Normally, the wheelhouse sits 25 feet above the water, but the listing Nordic Mistress had taken on so much water that by the time Broderick leaped into the Gulf of Alaska, the distance was only eight feet.

Moments later, another rogue wave slammed into the port side of the crippled boat.

"I got up and put my survival suit on the rest of the way," Tom Alexander said. "By the time I jumped off the boat, the wheelhouse deck was one foot off the water."

About an hour had passed from the loss of the inverter.

Rescue of the Week
Inside the rescue chopper on their way back to the Coast Guard station.

Moment of Reckoning

"The most unnerving part is when you jump into the Gulf of Alaska," Alexander said. "It's kind of cold, you know? Even though you have a survival suit, you get a little water in them right way. The water's cold." The boat rolled a moment later, and eventually sank.

The raft was crowded.

"Five guys, a little bit of water in there," Alexander said. "But for me, as the skipper, I was feeling pretty good. I knew the chopper was on its way. I had everybody in the raft, I had everybody in a survival suit, and I had flares. I was feeling just fine."

The helicopter arrived 45 minutes after the mayday call. They heard it before they saw it. They fired a flare as the helicopter approached and the pilot, Lt. Jon Bartel, maneuvered the chopper close.

Moment of Relief

Fortunately, Alexander and Broderick are athletes who competed in the Lavaman, an Olympic distance triathlon, in Hawaii just a month earlier. "I'm a real strong swimmer," Alexander said, "and we'd been swimming in the ocean off Hawaii the last six months." The boat slipped below the swells.

Everyone was in the raft. Nobody was warm, but nobody was hypothermic, either. "Everybody's gonna live," Alexander told his mates. "The Coast Guard chopper is on the way. Relax. Don't use up body heat."

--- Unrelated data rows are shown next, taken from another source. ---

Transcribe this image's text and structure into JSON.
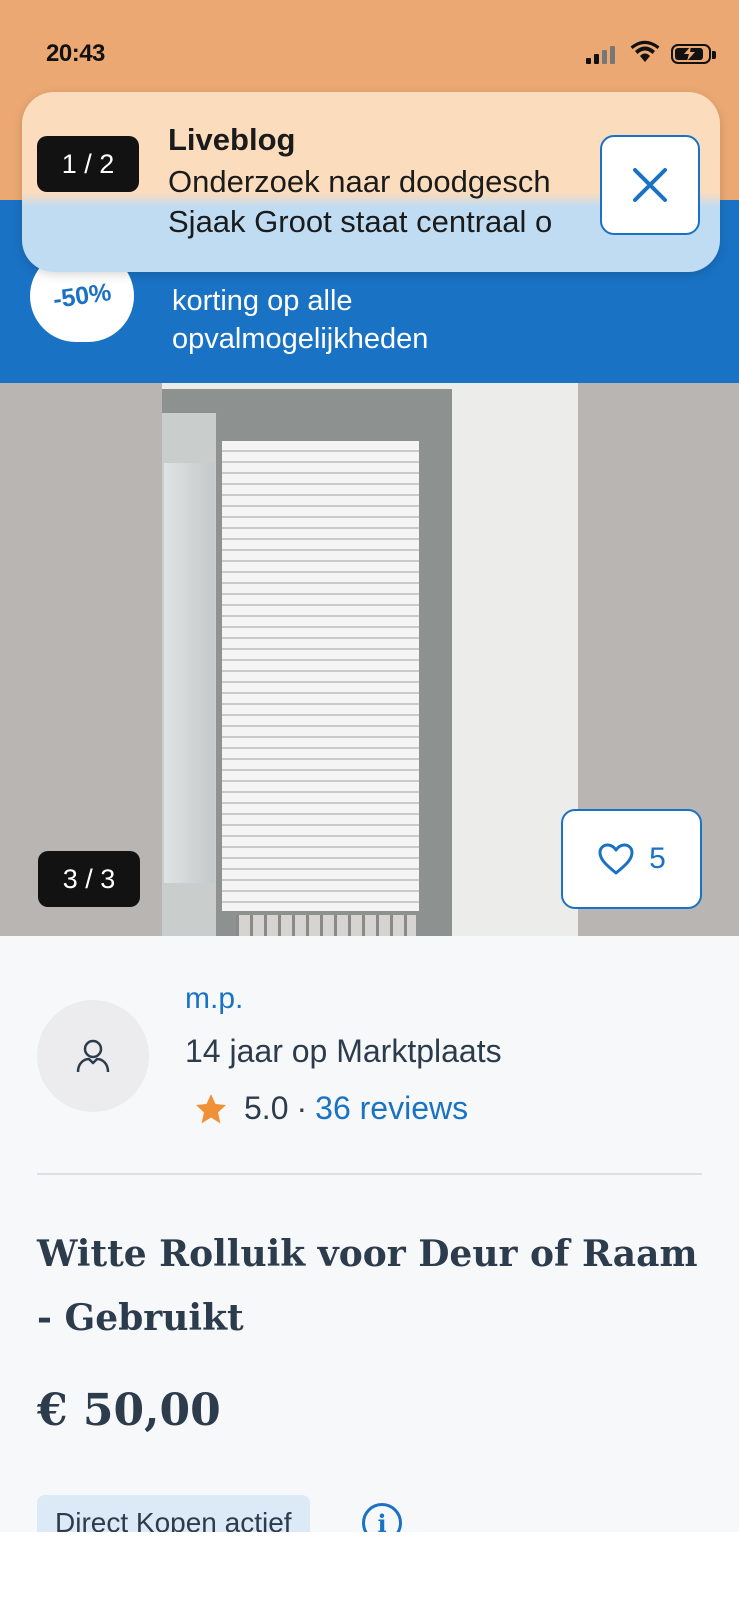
{
  "status_bar": {
    "time": "20:43",
    "icons": [
      "signal-icon",
      "wifi-icon",
      "battery-charging-icon"
    ]
  },
  "promo": {
    "badge": "-50%",
    "text_line1": "korting op alle",
    "text_line2": "opvalmogelijkheden",
    "colors": {
      "background": "#1a72c4"
    }
  },
  "notification": {
    "counter": "1 / 2",
    "title": "Liveblog",
    "line1": "Onderzoek naar doodgesch",
    "line2": "Sjaak Groot staat centraal o",
    "close_icon": "close-icon"
  },
  "gallery": {
    "counter": "3 / 3",
    "favorites_count": "5",
    "favorite_icon": "heart-icon"
  },
  "seller": {
    "name": "m.p.",
    "member_since": "14 jaar op Marktplaats",
    "rating": "5.0",
    "separator": "·",
    "reviews": "36 reviews",
    "avatar_icon": "user-icon",
    "star_icon": "star-icon"
  },
  "listing": {
    "title": "Witte Rolluik voor Deur of Raam - Gebruikt",
    "price": "€ 50,00",
    "direct_kopen": "Direct Kopen actief",
    "info_icon": "info-icon"
  },
  "colors": {
    "accent": "#1a72c4",
    "status_bar": "#eba873",
    "star": "#f0913a",
    "text": "#2d3c4d"
  }
}
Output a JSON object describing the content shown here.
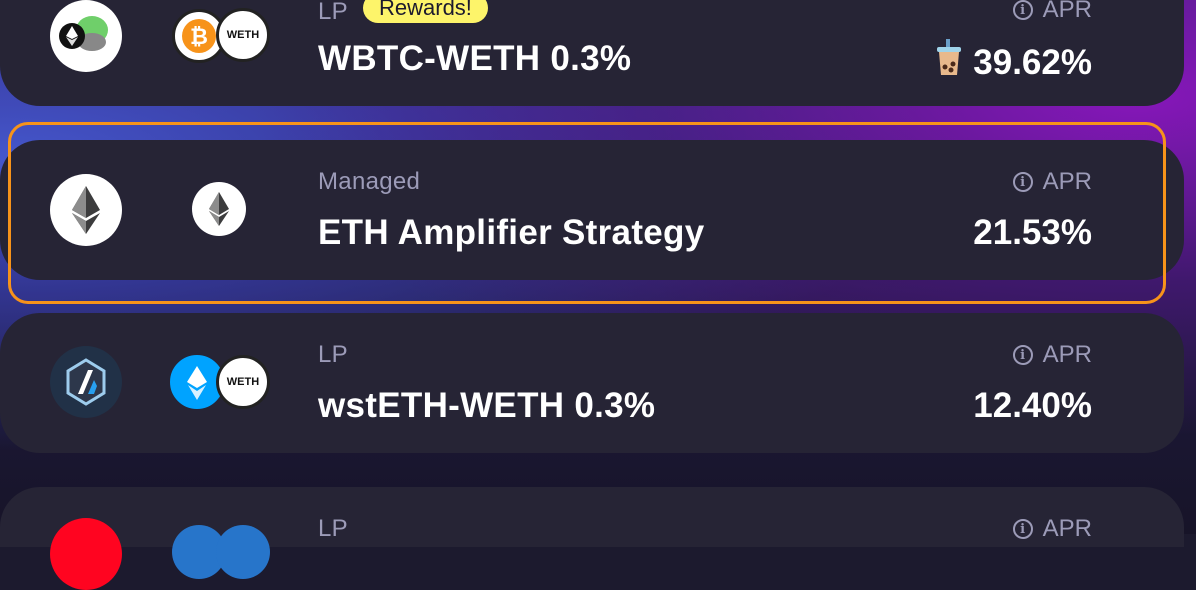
{
  "pools": [
    {
      "type_label": "LP",
      "badge": "Rewards!",
      "name": "WBTC-WETH 0.3%",
      "apr_label": "APR",
      "apr_value": "39.62%",
      "token_b_text": "WETH",
      "token_a_glyph": "₿"
    },
    {
      "type_label": "Managed",
      "name": "ETH Amplifier Strategy",
      "apr_label": "APR",
      "apr_value": "21.53%"
    },
    {
      "type_label": "LP",
      "name": "wstETH-WETH 0.3%",
      "apr_label": "APR",
      "apr_value": "12.40%",
      "token_b_text": "WETH"
    },
    {
      "type_label": "LP",
      "apr_label": "APR"
    }
  ],
  "colors": {
    "highlight": "#f7931a",
    "badge": "#fdf46a",
    "card": "#262435"
  }
}
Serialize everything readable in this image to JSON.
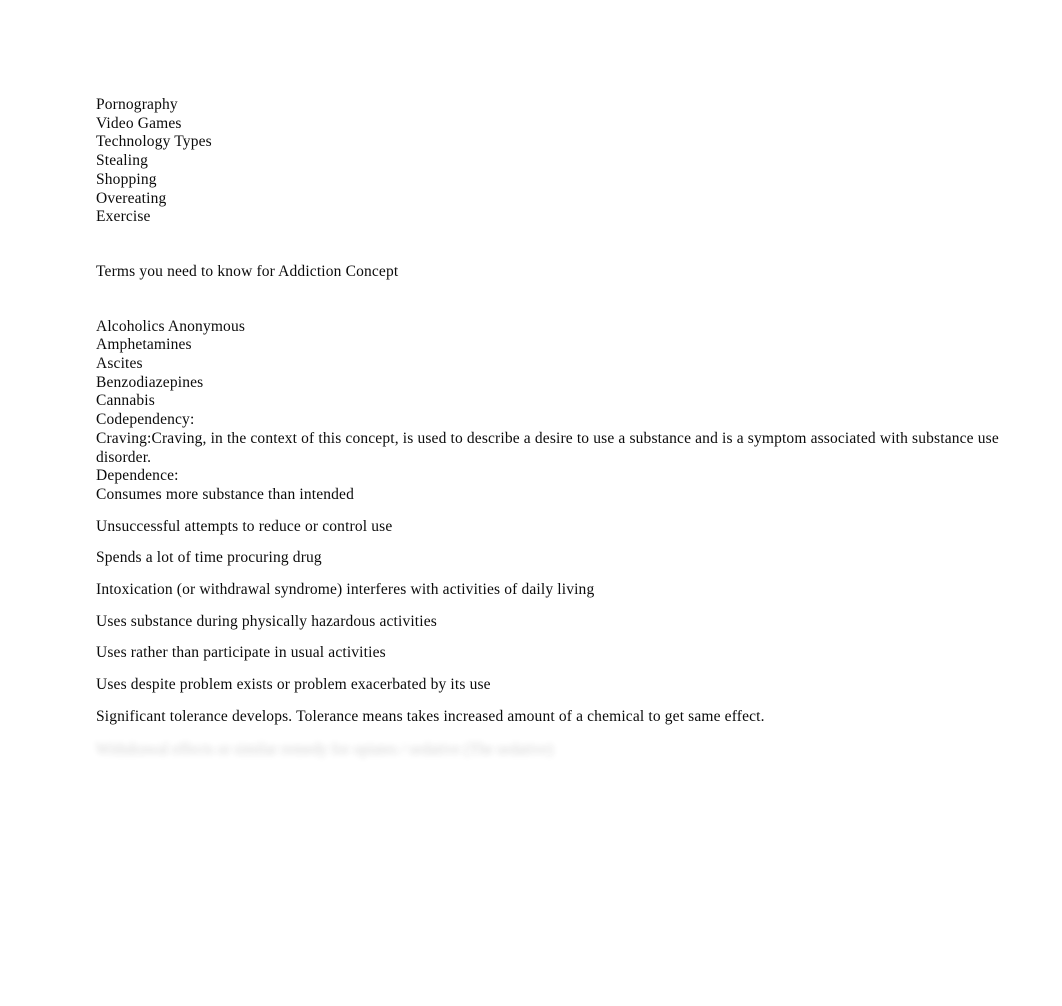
{
  "document": {
    "background_color": "#ffffff",
    "text_color": "#0b0b0b",
    "addiction_types": [
      "Pornography",
      "Video Games",
      "Technology Types",
      "Stealing",
      "Shopping",
      "Overeating",
      "Exercise"
    ],
    "terms_heading": "Terms you need to know for Addiction Concept",
    "terms": [
      "Alcoholics Anonymous",
      "Amphetamines",
      "Ascites",
      "Benzodiazepines",
      "Cannabis",
      "Codependency:"
    ],
    "craving_entry": "Craving:Craving, in the context of this concept, is used to describe a desire to use a substance and is a symptom associated with substance use disorder.",
    "dependence_label": "Dependence:",
    "criteria": [
      "Consumes more substance than intended",
      "Unsuccessful attempts to reduce or control use",
      "Spends a lot of time procuring drug",
      "Intoxication (or withdrawal syndrome) interferes with activities of daily living",
      "Uses substance during physically hazardous activities",
      "Uses rather than participate in usual activities",
      "Uses despite problem exists or problem exacerbated by its use",
      "Significant tolerance develops. Tolerance means takes increased amount of a chemical to get same effect."
    ],
    "final_line_obscured": "Withdrawal effects or similar remedy for opiates / sedative (The sedative)"
  }
}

The Air Cavalry Is on the Way

Flying in low clouds at about 600 feet, Coast Guard pilot Lt. Jon Bartel reached Alexander's mayday position in just 45 minutes. By then, though, the vessel had drifted. Once the thwock-thwock-thwock of chopper blades came over the horizon, the men grabbed a flare out of pouch in the raft. Coast Guard flight mechanic Devin Lloyd, also the hoist operator, first spotted red flare.

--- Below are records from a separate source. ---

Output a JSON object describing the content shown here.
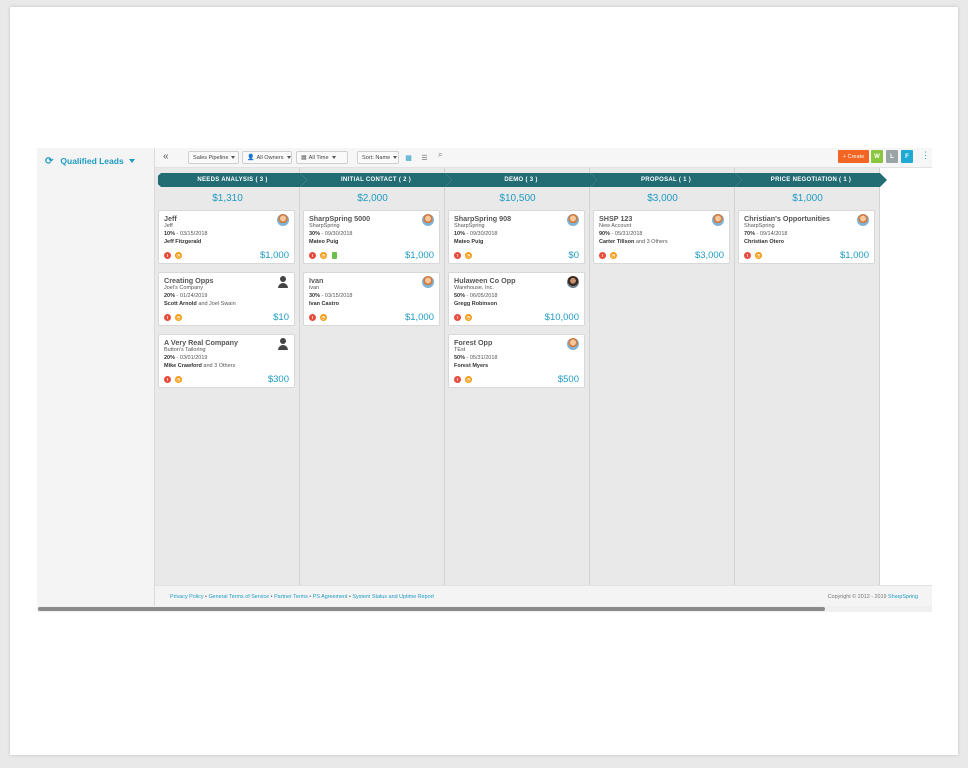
{
  "sidebar": {
    "title": "Qualified Leads"
  },
  "toolbar": {
    "pipeline": "Sales Pipeline",
    "owners": "All Owners",
    "time": "All Time",
    "sort": "Sort: Name",
    "create": "+ Create",
    "w": "W",
    "l": "L",
    "f": "F"
  },
  "colors": {
    "accent": "#1e9bc3",
    "stage": "#226c74",
    "create": "#f26522",
    "w": "#8cc63f",
    "l": "#9aa4a6",
    "f": "#1eaad3"
  },
  "columns": [
    {
      "stage": "NEEDS ANALYSIS ( 3 )",
      "total": "$1,310",
      "cards": [
        {
          "title": "Jeff",
          "company": "Jeff",
          "pct": "10%",
          "date": " - 03/15/2018",
          "owner": "Jeff Fitzgerald",
          "others": "",
          "amount": "$1,000",
          "avatar": "face",
          "doc": false
        },
        {
          "title": "Creating Opps",
          "company": "Joel's Company",
          "pct": "20%",
          "date": " - 01/24/2019",
          "owner": "Scott Arnold",
          "others": " and Joel Swain",
          "amount": "$10",
          "avatar": "generic",
          "doc": false
        },
        {
          "title": "A Very Real Company",
          "company": "Button's Tailoring",
          "pct": "20%",
          "date": " - 03/01/2019",
          "owner": "Mike Crawford",
          "others": " and 3 Others",
          "amount": "$300",
          "avatar": "generic",
          "doc": false
        }
      ]
    },
    {
      "stage": "INITIAL CONTACT ( 2 )",
      "total": "$2,000",
      "cards": [
        {
          "title": "SharpSpring 5000",
          "company": "SharpSpring",
          "pct": "30%",
          "date": " - 09/30/2018",
          "owner": "Mateo Puig",
          "others": "",
          "amount": "$1,000",
          "avatar": "face",
          "doc": true
        },
        {
          "title": "Ivan",
          "company": "ivan",
          "pct": "30%",
          "date": " - 03/15/2018",
          "owner": "Ivan Castro",
          "others": "",
          "amount": "$1,000",
          "avatar": "face",
          "doc": false
        }
      ]
    },
    {
      "stage": "DEMO ( 3 )",
      "total": "$10,500",
      "cards": [
        {
          "title": "SharpSpring 908",
          "company": "SharpSpring",
          "pct": "10%",
          "date": " - 09/30/2018",
          "owner": "Mateo Puig",
          "others": "",
          "amount": "$0",
          "avatar": "face",
          "doc": false
        },
        {
          "title": "Hulaween Co Opp",
          "company": "Warehouse, Inc.",
          "pct": "50%",
          "date": " - 06/05/2018",
          "owner": "Gregg Robinson",
          "others": "",
          "amount": "$10,000",
          "avatar": "dark",
          "doc": false
        },
        {
          "title": "Forest Opp",
          "company": "TEst",
          "pct": "50%",
          "date": " - 05/31/2018",
          "owner": "Forest Myers",
          "others": "",
          "amount": "$500",
          "avatar": "face",
          "doc": false
        }
      ]
    },
    {
      "stage": "PROPOSAL ( 1 )",
      "total": "$3,000",
      "cards": [
        {
          "title": "SHSP 123",
          "company": "New Account",
          "pct": "90%",
          "date": " - 05/31/2018",
          "owner": "Carter Tillson",
          "others": " and 3 Others",
          "amount": "$3,000",
          "avatar": "face",
          "doc": false
        }
      ]
    },
    {
      "stage": "PRICE NEGOTIATION ( 1 )",
      "total": "$1,000",
      "cards": [
        {
          "title": "Christian's Opportunities",
          "company": "SharpSpring",
          "pct": "70%",
          "date": " - 09/14/2018",
          "owner": "Christian Otero",
          "others": "",
          "amount": "$1,000",
          "avatar": "face",
          "doc": false
        }
      ]
    }
  ],
  "footer": {
    "links": [
      "Privacy Policy",
      "General Terms of Service",
      "Partner Terms",
      "PS Agreement",
      "System Status and Uptime Report"
    ],
    "separator": " • ",
    "copyright": "Copyright © 2012 - 2019 ",
    "brand": "SharpSpring"
  }
}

By now, the seas had calmed a little and blue sky appeared on the horizon. Winds were down, too. Bartel lowered the helicopter to within a dozen feet of the water. Rescue swimmer Petty Officer Rafael Aguero jumped in.

Rescue of the Week
Back on terra firma the rescue squad debriefs with the rescued on Kodiak Island.

The Rescue is Underway

"It's the most expeditious deployment we have," Bartel said, and only allowed during daylight rescues. Aguero swam to the raft. The plan was to swim each survivor away from the raft and into a rescue basket dangling from the helicopter.

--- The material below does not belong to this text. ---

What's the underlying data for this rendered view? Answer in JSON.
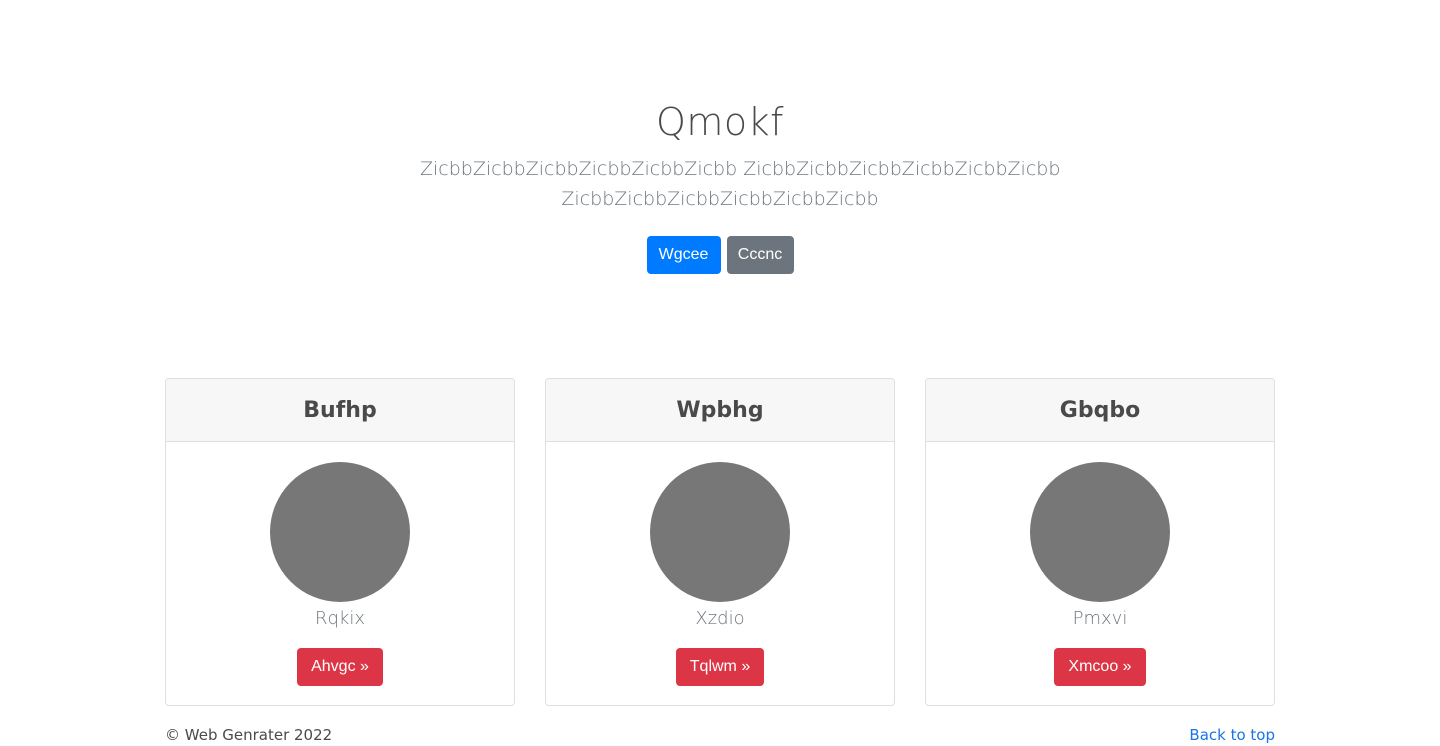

The first to go, 6-foot-2 Jacob Alexander, was the most challenging, he said. "He was definitely making our rescue swimmer work to get away from the raft and into that basket," Bartel said. Finally, it came down to longtime friends Tom Alexander and Broderick.

" ‘Brian, don't argue with me,' Alexander told his pal. " ‘You're next.' "

Finally, Aguero swam back to Tom Alexander. "The rescue swimmer did phenomenal," Alexander said. "He puts you on his back and helps you swim over to the basket.

Warm embraces followed when everyone set foot on solid ground in Kodiak, but tender feelings might never have been possible without conscientious preparations before the Nordic Mistress set sail.

The Perfect Rescue

"You couldn't ask for better survivors, to be honest," Bartel said of the two Alexanders, Broderick, Charles Blalock and James Sims, all of Anchorage. Tom Alexander, Blalock and Broderick have worked at Prudential Jack White Vista Real Estate for about two decades. Sims is a local contractor.

"They were prepared to make a mayday call by VHF radio, they gave an exact location, they donned immersion suits and they signaled their final location with a flare gun, he said.

"It was just perfect," Bartel said. "There was no searching. We went right to them."